On behalf of the B.C. Museums Association, our hearts go out to the amazing, award-winning team at the Bateman Gallery.
Rising operational costs, a slowdown in government funding for COVID recovery, and a slower-than-anticipated rebound in visitation rates meant that the Bateman Gallery could no longer sustain its current operations.
The closure of the Bateman Gallery is a symptom of a much larger problem and is something that anyone who cares about arts, culture, or heritage should find alarming: Museums, galleries, and heritage sites are running on fumes and this could be the first of many closures.
In Victoria, Point Ellice House Museum and Gardens made the news last summer saying that without additional funding it would need to close.
In 2020, Old Hastings Mill Store Museum avoided closure when a community crowdfunding campaign raised more than $40,000 in emergency funding.
And nearly two years after their destruction, the Lytton Chinese History Museum and the Lytton Museum and Archives have not yet started to rebuild.
These are only a handful of examples of museums facing closure; many more museums, galleries, and heritage sites are faced with rising costs and stagnant funding and fear that speaking publicly about their precarity might dissuade critically needed donations, sponsorship, and grants.
So how dire is the current outlook for museums? In a word, catastrophic.
Canada’s museum sector is facing a polycrisis of slow post-COVID visitation recovery, severe cost of living increases, stagnant government funding and the ever-worsening reality of climate disasters.
Just one of these crises would risk the health of the sector, but when combined, they are an existential threat.
Since 1997, the number of hours worked by arts, culture, and heritage workers has increased by 45 per cent, however, studies show that salaries in this sector have not kept pace with inflation, meaning that culture sector workers are working more for less.

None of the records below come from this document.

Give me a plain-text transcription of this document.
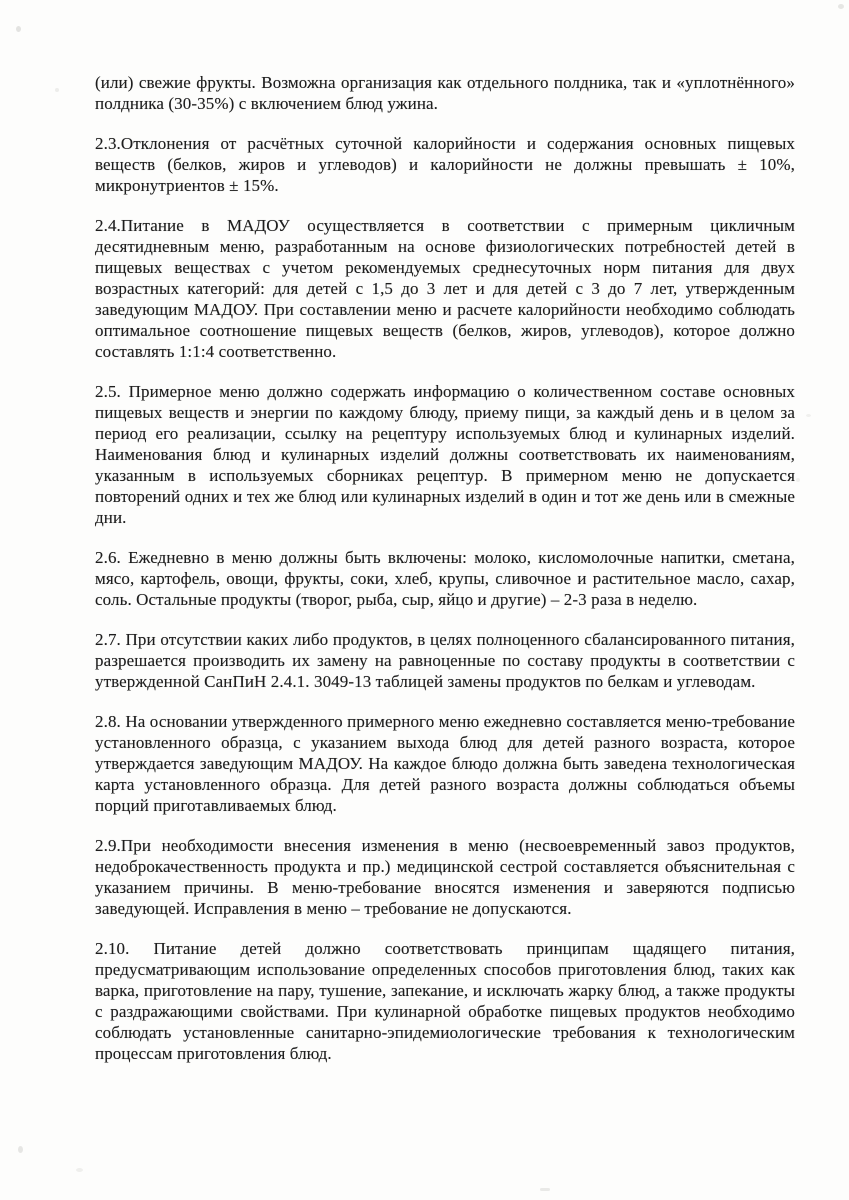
(или) свежие фрукты. Возможна организация как отдельного полдника, так и «уплотнённого» полдника (30-35%) с включением блюд ужина.

2.3.Отклонения от расчётных суточной калорийности и содержания основных пищевых веществ (белков, жиров и углеводов) и калорийности не должны превышать ± 10%, микронутриентов ± 15%.

2.4.Питание в МАДОУ осуществляется в соответствии с примерным цикличным десятидневным меню, разработанным на основе физиологических потребностей детей в пищевых веществах с учетом рекомендуемых среднесуточных норм питания для двух возрастных категорий: для детей с 1,5 до 3 лет и для детей с 3 до 7 лет, утвержденным заведующим МАДОУ. При составлении меню и расчете калорийности необходимо соблюдать оптимальное соотношение пищевых веществ (белков, жиров, углеводов), которое должно составлять 1:1:4 соответственно.

2.5. Примерное меню должно содержать информацию о количественном составе основных пищевых веществ и энергии по каждому блюду, приему пищи, за каждый день и в целом за период его реализации, ссылку на рецептуру используемых блюд и кулинарных изделий. Наименования блюд и кулинарных изделий должны соответствовать их наименованиям, указанным в используемых сборниках рецептур. В примерном меню не допускается повторений одних и тех же блюд или кулинарных изделий в один и тот же день или в смежные дни.

2.6. Ежедневно в меню должны быть включены: молоко, кисломолочные напитки, сметана, мясо, картофель, овощи, фрукты, соки, хлеб, крупы, сливочное и растительное масло, сахар, соль. Остальные продукты (творог, рыба, сыр, яйцо и другие) – 2-3 раза в неделю.

2.7. При отсутствии каких либо продуктов, в целях полноценного сбалансированного питания, разрешается производить их замену на равноценные по составу продукты в соответствии с утвержденной СанПиН 2.4.1. 3049-13 таблицей замены продуктов по белкам и углеводам.

2.8. На основании утвержденного примерного меню ежедневно составляется меню-требование установленного образца, с указанием выхода блюд для детей разного возраста, которое утверждается заведующим МАДОУ. На каждое блюдо должна быть заведена технологическая карта установленного образца. Для детей разного возраста должны соблюдаться объемы порций приготавливаемых блюд.

2.9.При необходимости внесения изменения в меню (несвоевременный завоз продуктов, недоброкачественность продукта и пр.) медицинской сестрой составляется объяснительная с указанием причины. В меню-требование вносятся изменения и заверяются подписью заведующей. Исправления в меню – требование не допускаются.

2.10. Питание детей должно соответствовать принципам щадящего питания, предусматривающим использование определенных способов приготовления блюд, таких как варка, приготовление на пару, тушение, запекание, и исключать жарку блюд, а также продукты с раздражающими свойствами. При кулинарной обработке пищевых продуктов необходимо соблюдать установленные санитарно-эпидемиологические требования к технологическим процессам приготовления блюд.
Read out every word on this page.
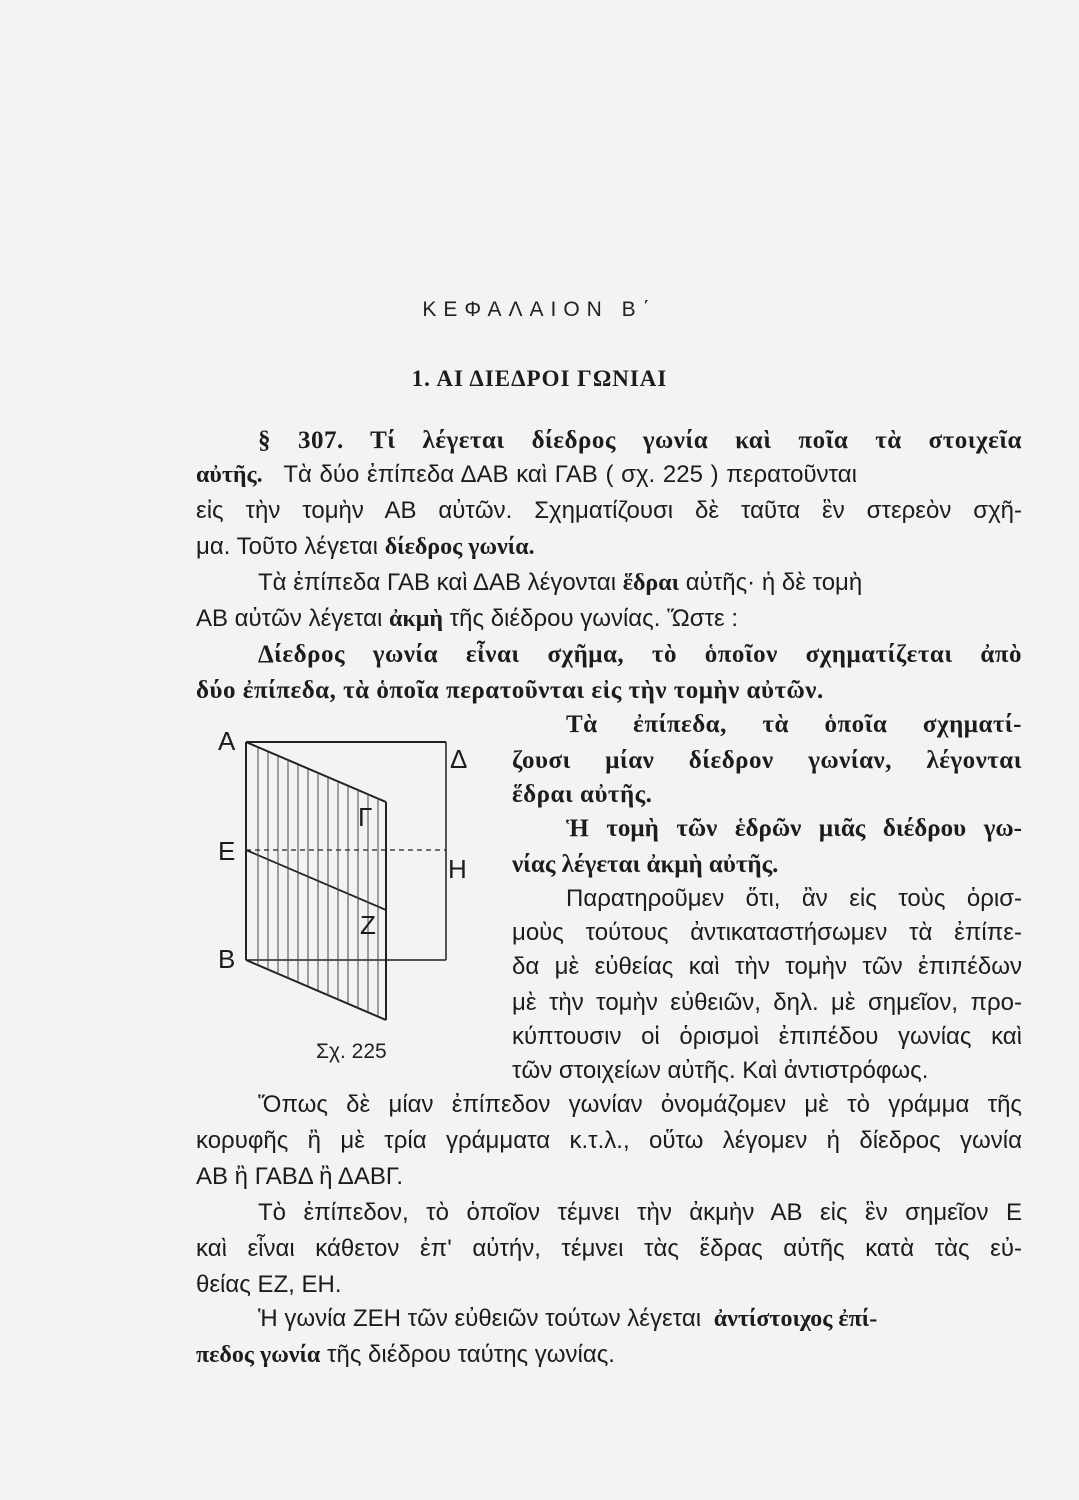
ΚΕΦΑΛΑΙΟΝ Β΄
1. ΑΙ ΔΙΕΔΡΟΙ ΓΩΝΙΑΙ
§ 307. Τί λέγεται δίεδρος γωνία καὶ ποῖα τὰ στοιχεῖα
αὐτῆς. Τὰ δύο ἐπίπεδα ΔΑΒ καὶ ΓΑΒ ( σχ. 225 ) περατοῦνται
εἰς τὴν τομὴν ΑΒ αὐτῶν. Σχηματίζουσι δὲ ταῦτα ἓν στερεὸν σχῆ-
μα. Τοῦτο λέγεται δίεδρος γωνία.
Τὰ ἐπίπεδα ΓΑΒ καὶ ΔΑΒ λέγονται ἕδραι αὐτῆς· ἡ δὲ τομὴ
ΑΒ αὐτῶν λέγεται ἀκμὴ τῆς διέδρου γωνίας. Ὥστε :
Δίεδρος γωνία εἶναι σχῆμα, τὸ ὁποῖον σχηματίζεται ἀπὸ
δύο ἐπίπεδα, τὰ ὁποῖα περατοῦνται εἰς τὴν τομὴν αὐτῶν.
Τὰ ἐπίπεδα, τὰ ὁποῖα σχηματί-
ζουσι μίαν δίεδρον γωνίαν, λέγονται
ἕδραι αὐτῆς.
Ἡ τομὴ τῶν ἑδρῶν μιᾶς διέδρου γω-
νίας λέγεται ἀκμὴ αὐτῆς.
Παρατηροῦμεν ὅτι, ἂν εἰς τοὺς ὁρισ-
μοὺς τούτους ἀντικαταστήσωμεν τὰ ἐπίπε-
δα μὲ εὐθείας καὶ τὴν τομὴν τῶν ἐπιπέδων
μὲ τὴν τομὴν εὐθειῶν, δηλ. μὲ σημεῖον, προ-
κύπτουσιν οἱ ὁρισμοὶ ἐπιπέδου γωνίας καὶ
τῶν στοιχείων αὐτῆς. Καὶ ἀντιστρόφως.
Ὅπως δὲ μίαν ἐπίπεδον γωνίαν ὀνομάζομεν μὲ τὸ γράμμα τῆς
κορυφῆς ἢ μὲ τρία γράμματα κ.τ.λ., οὕτω λέγομεν ἡ δίεδρος γωνία
ΑΒ ἢ ΓΑΒΔ ἢ ΔΑΒΓ.
Τὸ ἐπίπεδον, τὸ ὁποῖον τέμνει τὴν ἀκμὴν ΑΒ εἰς ἓν σημεῖον Ε
καὶ εἶναι κάθετον ἐπ' αὐτήν, τέμνει τὰς ἕδρας αὐτῆς κατὰ τὰς εὐ-
θείας ΕΖ, ΕΗ.
Ἡ γωνία ΖΕΗ τῶν εὐθειῶν τούτων λέγεται ἀντίστοιχος ἐπί-
πεδος γωνία τῆς διέδρου ταύτης γωνίας.
Α
Β
Ε
Γ
Δ
Η
Ζ
Σχ. 225
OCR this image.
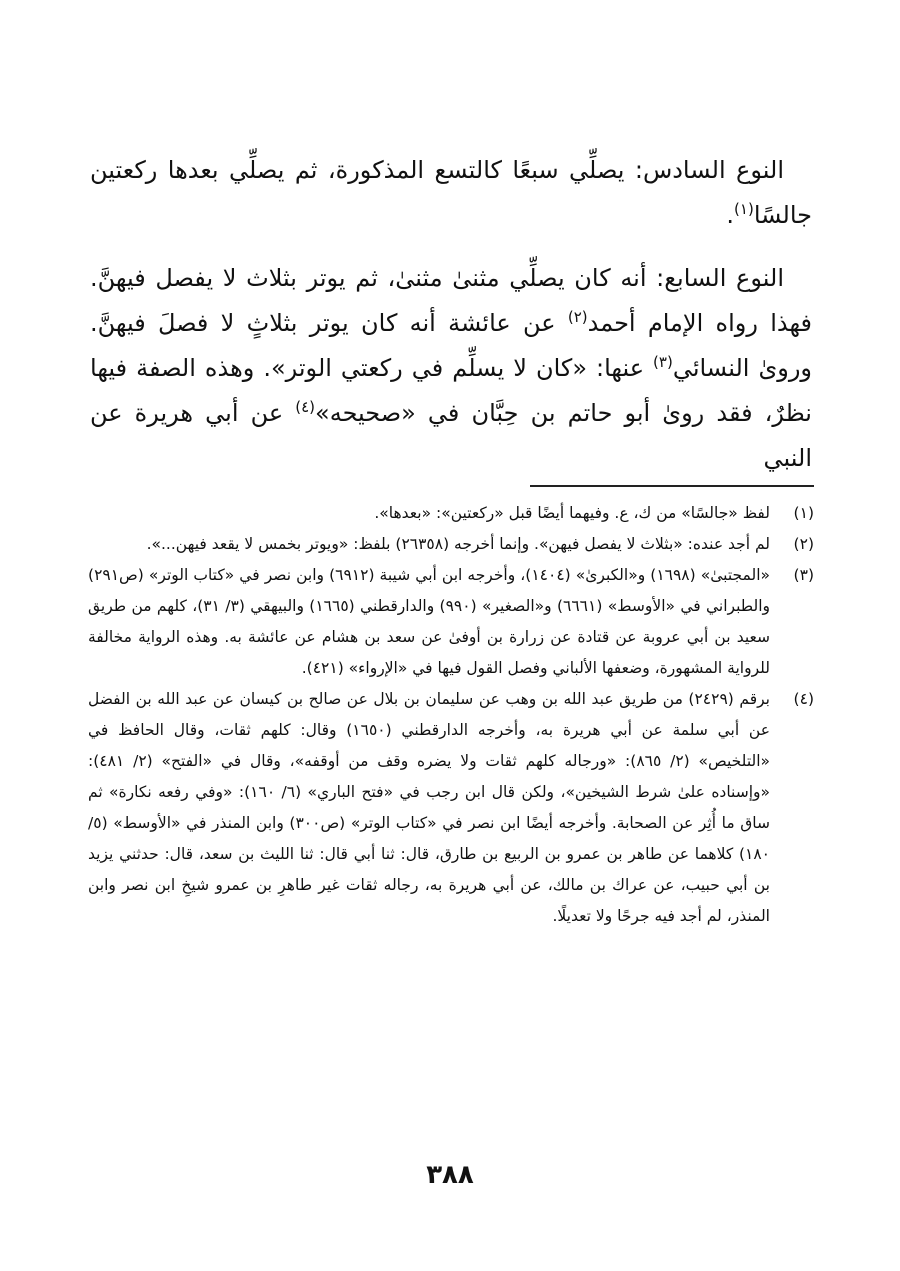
النوع السادس: يصلِّي سبعًا كالتسع المذكورة، ثم يصلِّي بعدها ركعتين جالسًا$^{(١)}$.

النوع السابع: أنه كان يصلِّي مثنىٰ مثنىٰ، ثم يوتر بثلاث لا يفصل فيهنَّ. فهذا رواه الإمام أحمد$^{(٢)}$ عن عائشة أنه كان يوتر بثلاثٍ لا فصلَ فيهنَّ. وروىٰ النسائي$^{(٣)}$ عنها: «كان لا يسلِّم في ركعتي الوتر». وهذه الصفة فيها نظرٌ، فقد روىٰ أبو حاتم بن حِبَّان في «صحيحه»$^{(٤)}$ عن أبي هريرة عن النبي

(١)
لفظ «جالسًا» من ك، ع. وفيهما أيضًا قبل «ركعتين»: «بعدها».
(٢)
لم أجد عنده: «بثلاث لا يفصل فيهن». وإنما أخرجه (٢٦٣٥٨) بلفظ: «ويوتر بخمس لا يقعد فيهن...».
(٣)
«المجتبىٰ» (١٦٩٨) و«الكبرىٰ» (١٤٠٤)، وأخرجه ابن أبي شيبة (٦٩١٢) وابن نصر في «كتاب الوتر» (ص٢٩١) والطبراني في «الأوسط» (٦٦٦١) و«الصغير» (٩٩٠) والدارقطني (١٦٦٥) والبيهقي (٣/ ٣١)، كلهم من طريق سعيد بن أبي عروبة عن قتادة عن زرارة بن أوفىٰ عن سعد بن هشام عن عائشة به. وهذه الرواية مخالفة للرواية المشهورة، وضعفها الألباني وفصل القول فيها في «الإرواء» (٤٢١).
(٤)
برقم (٢٤٢٩) من طريق عبد الله بن وهب عن سليمان بن بلال عن صالح بن كيسان عن عبد الله بن الفضل عن أبي سلمة عن أبي هريرة به، وأخرجه الدارقطني (١٦٥٠) وقال: كلهم ثقات، وقال الحافظ في «التلخيص» (٢/ ٨٦٥): «ورجاله كلهم ثقات ولا يضره وقف من أوقفه»، وقال في «الفتح» (٢/ ٤٨١): «وإسناده علىٰ شرط الشيخين»، ولكن قال ابن رجب في «فتح الباري» (٦/ ١٦٠): «وفي رفعه نكارة» ثم ساق ما أُثِر عن الصحابة. وأخرجه أيضًا ابن نصر في «كتاب الوتر» (ص٣٠٠) وابن المنذر في «الأوسط» (٥/ ١٨٠) كلاهما عن طاهر بن عمرو بن الربيع بن طارق، قال: ثنا أبي قال: ثنا الليث بن سعد، قال: حدثني يزيد بن أبي حبيب، عن عراك بن مالك، عن أبي هريرة به، رجاله ثقات غير طاهرِ بن عمرو شيخِ ابن نصر وابن المنذر، لم أجد فيه جرحًا ولا تعديلًا.
٣٨٨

It is little wonder that a 2017 study found that the turnover rate in the sector was 13.3 per cent, nearly double Canada’s all-industry average of 7.1 per cent, even before the unprecedented inflation of the past year exacerbated an already bad situation.
Speaking of making bad situations worse, the increasing unpredictability of the weather due to climate change threatens the aging infrastructure of museums and heritage sites across the country.
According to a 2020 national survey, 37 per cent of museums are in a building identified as in “fair” to “very poor” condition.
This means that stronger-than-average winds, heavier-than-average rain, or colder-than-average winters will increasingly compromise museums and threaten to destroy irreplaceable pieces of our collective histories — more than 70 million of which are housed in Canadian museums.
And while governments at all levels have supported cultural organizations with various COVID resilience and recovery funding, as we enter a new post-pandemic “normal,” governments are quickly returning to an untenable status quo.
At the federal level, the Department of Canadian Heritage’s Museums Assistance Program has not had a permanent funding increase since the 1970s.
At the provincial level, despite the near doubling of the B.C. Arts Council’s budget, roughly only 10 per cent of museums receive operating assistance funding and heritage sites remain ineligible for B.C. Arts Council funding.
In addition, jurisdictions like the Capital Regional District offer arts and culture funding but exclude museums and heritage organizations from applying.
If we as a society continue to underinvest in arts, culture, and heritage we will witness its death by a thousand cuts. The passionate individuals who work and volunteer in this sector are running on fumes.
Our buildings crumble. Our ceilings leak. Our collections degrade. Our current path leads in one direction, to catastrophe.
To those who decry the closing of the third floor of the Royal B.C. Museum or the removal of statues from public spaces as the destruction of history, I urge you to raise a similar alarm now.
Museums are at risk — don’t let the closing of the Bateman Gallery be a sign of things to come”.